I believe there is a hunger for deeper learning. On television, they’ll mention for 30 seconds that Greece might have to do an austerity program, and they’ll repeat it 100 times over the next week. Unfortunately, 99 percent of the viewers don’t know what an austerity program is, and 99 percent don’t understand what sovereign debt is or what it means to default on sovereign debt. I think Khan Academy can fill the gap between an esoteric, hard-to-read book and the “news,” which is sound bites and superficial. People are hungry for context and to understand the whys and the connections. I think we can play a huge role there.
What’s the business plan for Khan Academy?
Our number one objective is not to mess up a good thing, so we will definitely remain a not-for-profit, because it generates so much goodwill and signals to people that we are genuine about what we’re trying to do. We are contemplating a capital campaign that will give the academy the staying power and the ability to have a longer-term vision. One concern is finding a way financially to compete with the rest of Silicon Valley for talent, so we can retain top people for the long haul with attractive compensation.
Our total invested capital to date is equivalent to the budget of a small elementary school, and we’re reaching 4 million students a month. So the social return on capital is off the charts. I challenge anyone to find a more scalable model. Viewed through that lens, we hope the community realizes how valuable this is. We can rival the impact of a ministry of education or exceed it by orders of magnitude, with a budget that is orders of magnitude less than such a ministry or department of education would require.
So the financing question is an issue, but in Silicon Valley, if you reach 100 or 200 million people, there are going to be ways to pay the bills that do not conflict with our mission of providing a free world-class education to anyone, anywhere.
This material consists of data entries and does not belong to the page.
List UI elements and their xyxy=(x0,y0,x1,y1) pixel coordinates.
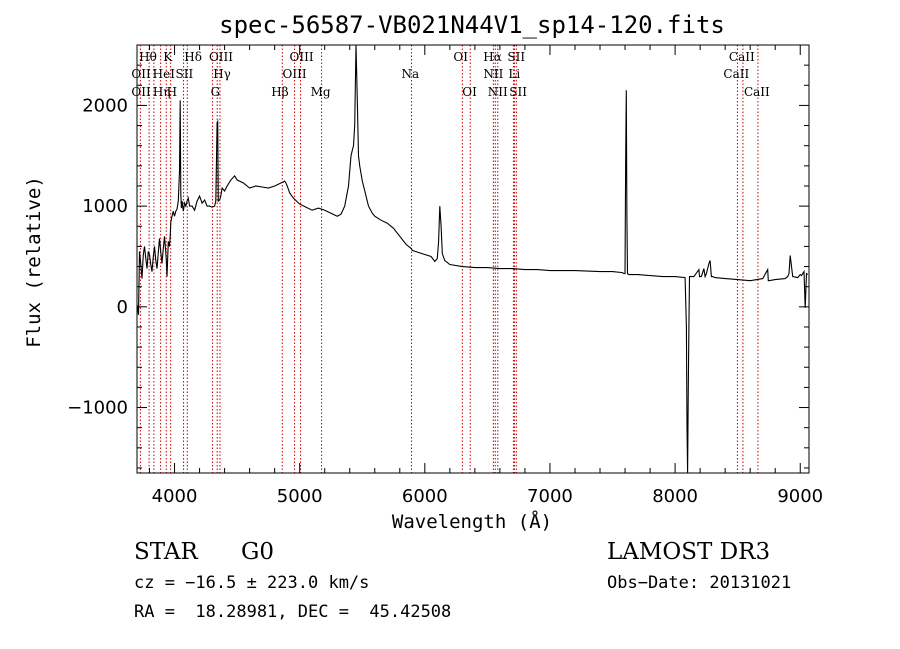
x-tick-label: 5000 xyxy=(277,486,323,507)
line-label-Heta: Hη xyxy=(153,85,171,99)
velocity-readout: cz = −16.5 ± 223.0 km/s xyxy=(134,573,370,593)
y-tick-label: 1000 xyxy=(82,196,128,217)
coordinates-readout: RA = 18.28981, DEC = 45.42508 xyxy=(134,602,452,622)
plot-frame xyxy=(136,44,810,474)
y-tick-label: 2000 xyxy=(82,95,128,116)
line-label-K: K xyxy=(163,50,173,64)
line-label-Hbeta: Hβ xyxy=(271,85,288,99)
line-label-OI-6300: OI xyxy=(453,50,468,64)
line-label-SII-6716: SII xyxy=(507,50,525,64)
y-axis-label: Flux (relative) xyxy=(23,176,45,348)
line-label-Halpha: Hα xyxy=(483,50,502,64)
emission-line-labels: OII OII Hθ Hη HeI K H SII Hδ G OIII Hγ Hβ OIII OIII Mg N… xyxy=(131,50,770,99)
line-label-OII-2: OII xyxy=(131,85,151,99)
spectrum-series-line xyxy=(136,44,809,474)
line-label-OI-6363: OI xyxy=(462,85,477,99)
object-subclass: G0 xyxy=(241,539,275,565)
line-label-Htheta: Hθ xyxy=(139,50,157,64)
line-label-H: H xyxy=(167,85,177,99)
line-label-SII-blue: SII xyxy=(176,67,194,81)
line-label-OIII-5007: OIII xyxy=(290,50,314,64)
line-label-Li: Li xyxy=(508,67,520,81)
line-label-G: G xyxy=(211,85,221,99)
line-label-OIII-4363: OIII xyxy=(209,50,233,64)
line-label-CaII-8498: CaII xyxy=(723,67,749,81)
x-tick-label: 6000 xyxy=(402,486,448,507)
y-tick-label: −1000 xyxy=(67,398,128,419)
line-label-Na: Na xyxy=(402,67,420,81)
chart-title: spec-56587-VB021N44V1_sp14-120.fits xyxy=(219,11,725,39)
line-label-Hgamma: Hγ xyxy=(213,67,231,81)
line-label-OIII-4959: OIII xyxy=(283,67,307,81)
object-class: STAR xyxy=(134,539,198,565)
line-label-Hdelta: Hδ xyxy=(184,50,202,64)
line-label-NII-6548: NII xyxy=(483,67,503,81)
line-label-OII: OII xyxy=(131,67,151,81)
y-axis-ticks: −1000 0 1000 2000 xyxy=(67,44,809,469)
x-tick-label: 7000 xyxy=(527,486,573,507)
x-axis-ticks: 4000 5000 6000 7000 8000 9000 xyxy=(149,45,823,507)
emission-line-markers xyxy=(139,45,759,473)
x-tick-label: 4000 xyxy=(152,486,198,507)
y-tick-label: 0 xyxy=(117,297,128,318)
x-tick-label: 9000 xyxy=(777,486,823,507)
obs-date: Obs−Date: 20131021 xyxy=(607,573,792,593)
line-label-NII-6583: NII xyxy=(488,85,508,99)
line-label-Mg: Mg xyxy=(311,85,331,99)
line-label-CaII-8542: CaII xyxy=(729,50,755,64)
x-axis-label: Wavelength (Å) xyxy=(392,510,552,533)
line-label-SII-6731: SII xyxy=(509,85,527,99)
x-tick-label: 8000 xyxy=(652,486,698,507)
survey-name: LAMOST DR3 xyxy=(607,539,771,565)
line-label-HeI: HeI xyxy=(153,67,176,81)
line-label-CaII-8662: CaII xyxy=(744,85,770,99)
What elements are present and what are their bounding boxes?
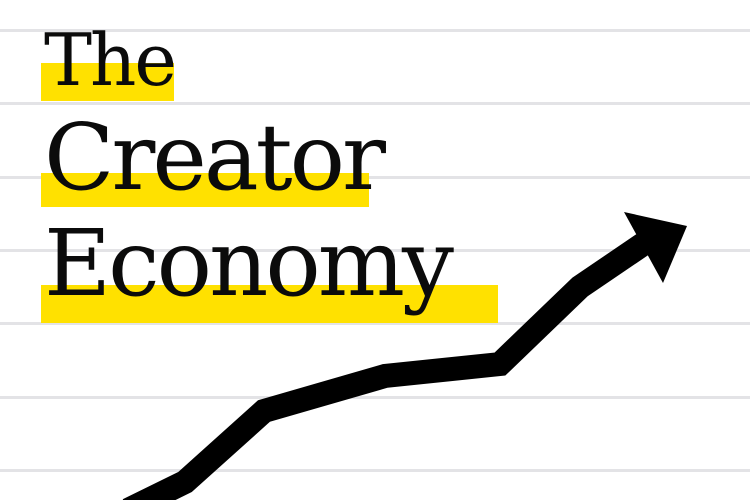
- trend-arrow-shaft: [128, 236, 655, 500]
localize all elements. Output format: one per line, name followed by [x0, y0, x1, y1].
What has influenced your thinking in regard to Khan Academy?
I know this sounds dorky, but anyone who wants to better understand my long-term thinking and motivation for Khan Academy should read a couple of my favorite books: Foundation, by Isaac Asimov; Ender’s Game, by Orson Scott Card; and A Connecticut Yankee in King Arthur’s Court, by Mark Twain. In Foundation, actually a series of books, fast-forward into the future where a “psychohistorian,” who uses mathematical models to accurately predict large-scale movements of history, sees an oncoming dark age that will last 30,000 years. To shorten that dark age, he will create a foundation and collect the knowledge of the empire. In Ender’s Game, besieged by aliens it can’t communicate with, the human race seeks its best minds to lead the way against this existential threat, using an online system to identify and train young people so they can reach their full potential. In A Connecticut Yankee in King Arthur’s Court, a man time-warped from the Industrial Revolution is able to elevate the thinking of a generation of young people in early medieval England.
And what will be Sal Khan’s story and legacy?
When I’m 80, I want to feel that I helped give billions of people around the world access to a truly first-rate education. That sounds a lot better than starting a business that educates some subset of the developed world and then eventually selling it off to somebody. I already have a beautiful wife, a hilarious son, an adorable daughter, two Hondas, and a decent house. What else does a man need?